Unfortunately, Mighty Final Fight still drops the ball here. The different characters give a different feel during gameplay, but the ending is the same regardless of the character chosen. The first time I finished the game I used Hagger, whom the ending centers around, so then I beat the game with Guy. I saw the exact same ending again and felt like I had just wasted my time on that second playthrough. You’re probably thinking to yourself that the ending has to be the same because the game wouldn’t know which ending to show if two players were playing at the same time with different characters. Well, that thought is irrelevant because this is a one-player game. There was no excuse for that in 1993; the Double Dragon games supported simultaneous two players, and those came out years earlier.
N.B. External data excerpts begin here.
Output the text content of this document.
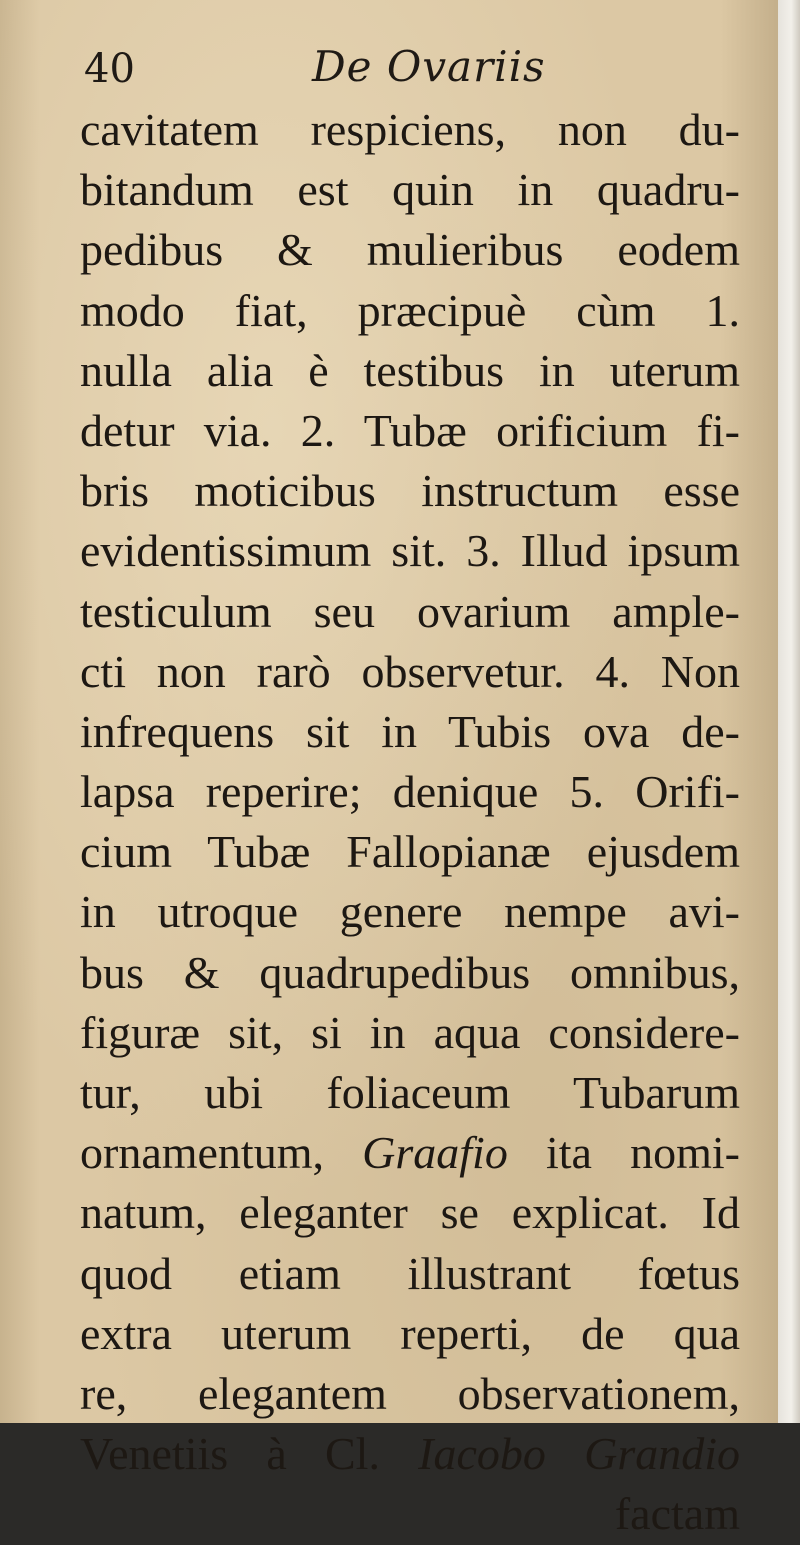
40	De Ovariis
cavitatem respiciens, non du-
bitandum est quin in quadru-
pedibus & mulieribus eodem
modo fiat, præcipuè cùm 1.
nulla alia è testibus in uterum
detur via. 2. Tubæ orificium fi-
bris moticibus instructum esse
evidentissimum sit. 3. Illud ipsum
testiculum seu ovarium ample-
cti non rarò observetur. 4. Non
infrequens sit in Tubis ova de-
lapsa reperire; denique 5. Orifi-
cium Tubæ Fallopianæ ejusdem
in utroque genere nempe avi-
bus & quadrupedibus omnibus,
figuræ sit, si in aqua considere-
tur, ubi foliaceum Tubarum
ornamentum, Graafio ita nomi-
natum, eleganter se explicat. Id
quod etiam illustrant fœtus
extra uterum reperti, de qua
re, elegantem observationem,
Venetiis à Cl. Iacobo Grandio
factam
Generally speaking, Mighty Final Fight is boring. The stages all look similar as they all take place in various locations in Metro City and have very few environmental hazards. Basically, you walk to the right and punch the bad guy until you reach the end of the stage where you punch the bigger bad guy.
However, the characters are well designed and the chibi art style does give Mighty Final Fight its own visual aesthetic that sets it apart from the others in the Final Fight series. Too bad there are only a handful of enemy characters you will fight over and over again. Even the second stage boss fight is recycled to be the fourth stage boss. The music, while not terrible, is completely forgettable and nothing at all stands out about the sound effects.
Even with all that said, I find it difficult to be too harsh on this game. As I mentioned before I had already moved on to the SNES and I didn’t get a chance to play this one until it had already been out for a few years. In 1993, Mighty Final Fight may have been seen as innovative at the time for applying RPG elements to a beat ’em up style game. The RPG elements in beat ’em up games have evolved a long way in the years since. Without making Mighty Final Fight, would Capcom ever have evolved the genre to make games like Dead Rising?